Leitung: Britta Scheideler


Georg Jäger
Schriftsteller als Intellektuelle

2. Zur Phänomenologie des Intellektuellen

2.3 Der Intellektuelle als Sprecher allgemeinverbindlicher Werte, dessen Tätigkeitsfeld die symbolische Ordnung der Dinge ist


Der Intellektuelle ist der "Wissenshalter" und "Wissensverwalter" einer Gesellschaft, 24 als Träger der Gesellschaftsentwürfe ist sein Tätigkeitsfeld die symbolische Ordnung der Dinge.
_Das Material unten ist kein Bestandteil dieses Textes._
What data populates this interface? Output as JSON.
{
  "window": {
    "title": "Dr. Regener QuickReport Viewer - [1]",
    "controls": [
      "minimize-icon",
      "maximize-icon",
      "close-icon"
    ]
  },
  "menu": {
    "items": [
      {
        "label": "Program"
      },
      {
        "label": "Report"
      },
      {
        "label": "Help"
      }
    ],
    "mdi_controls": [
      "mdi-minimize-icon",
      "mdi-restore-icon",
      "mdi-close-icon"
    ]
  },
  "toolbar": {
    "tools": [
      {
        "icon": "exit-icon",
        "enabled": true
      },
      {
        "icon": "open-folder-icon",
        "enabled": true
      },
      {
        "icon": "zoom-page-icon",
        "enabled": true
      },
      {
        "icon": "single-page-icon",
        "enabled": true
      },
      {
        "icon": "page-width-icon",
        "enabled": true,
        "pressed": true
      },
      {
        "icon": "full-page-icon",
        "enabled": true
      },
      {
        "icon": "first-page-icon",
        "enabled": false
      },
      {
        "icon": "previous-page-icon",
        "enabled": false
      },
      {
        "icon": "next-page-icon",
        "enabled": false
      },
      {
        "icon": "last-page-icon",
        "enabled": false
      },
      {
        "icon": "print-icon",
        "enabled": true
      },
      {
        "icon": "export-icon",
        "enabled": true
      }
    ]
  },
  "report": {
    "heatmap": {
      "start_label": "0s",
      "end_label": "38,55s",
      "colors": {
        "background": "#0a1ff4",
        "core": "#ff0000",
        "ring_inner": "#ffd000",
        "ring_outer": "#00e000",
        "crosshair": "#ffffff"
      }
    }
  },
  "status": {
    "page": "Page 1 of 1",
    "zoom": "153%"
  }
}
Von den universellen Ideen, den großen geschichtlichen Erzählungen (Lyotard), den gesellschaftlichen Grundwerten und Menschenrechten her legitimiert er seine Rede. Der Intellektuelle stellt "Fragen wie: Was ist gut? Was ist böse? Was sollen wir tun?" 25 Er verfügt über ein "sozial-teleologisches Wissen", es "orientiert und reguliert das Verhalten der Gesellschaftsmitglieder entlang kultureller Normen und Werte und legt die gesellschaftlichen Zwecke und Zielsetzungen fest". 26 Mit Hilfe dieses Wissens stellt der Intellektuelle die aktuellen Ereignisse und Erfahrungen in den Horizont übergreifender Ordnungen.

Diese Funktion des Intellektuellen wird in den klassischen Schriften immer wieder betont, aber unterschiedlich konzeptualisiert: Nach Julien Benda 27 ist das Amt der Intellektuellen ("clercs") die Verteidigung ewiger, universeller und interessefreier Werte wie Gerechtigkeit, Wahrheit und Vernunft. Vom Verrat der Intellektuellen – so der Buchtitel – spricht er, wo die Intellektuellen sich zugunsten einer exklusiven und partikularen National-, Volks-, Rassen- oder Klassenidentität engagieren. Der Intellektuelle als Priester von Diesseitsreligionen, als Ideologe säkularer Heilslehren sind Grundfiguren im kritischen Diskurs über den Intellektuellen.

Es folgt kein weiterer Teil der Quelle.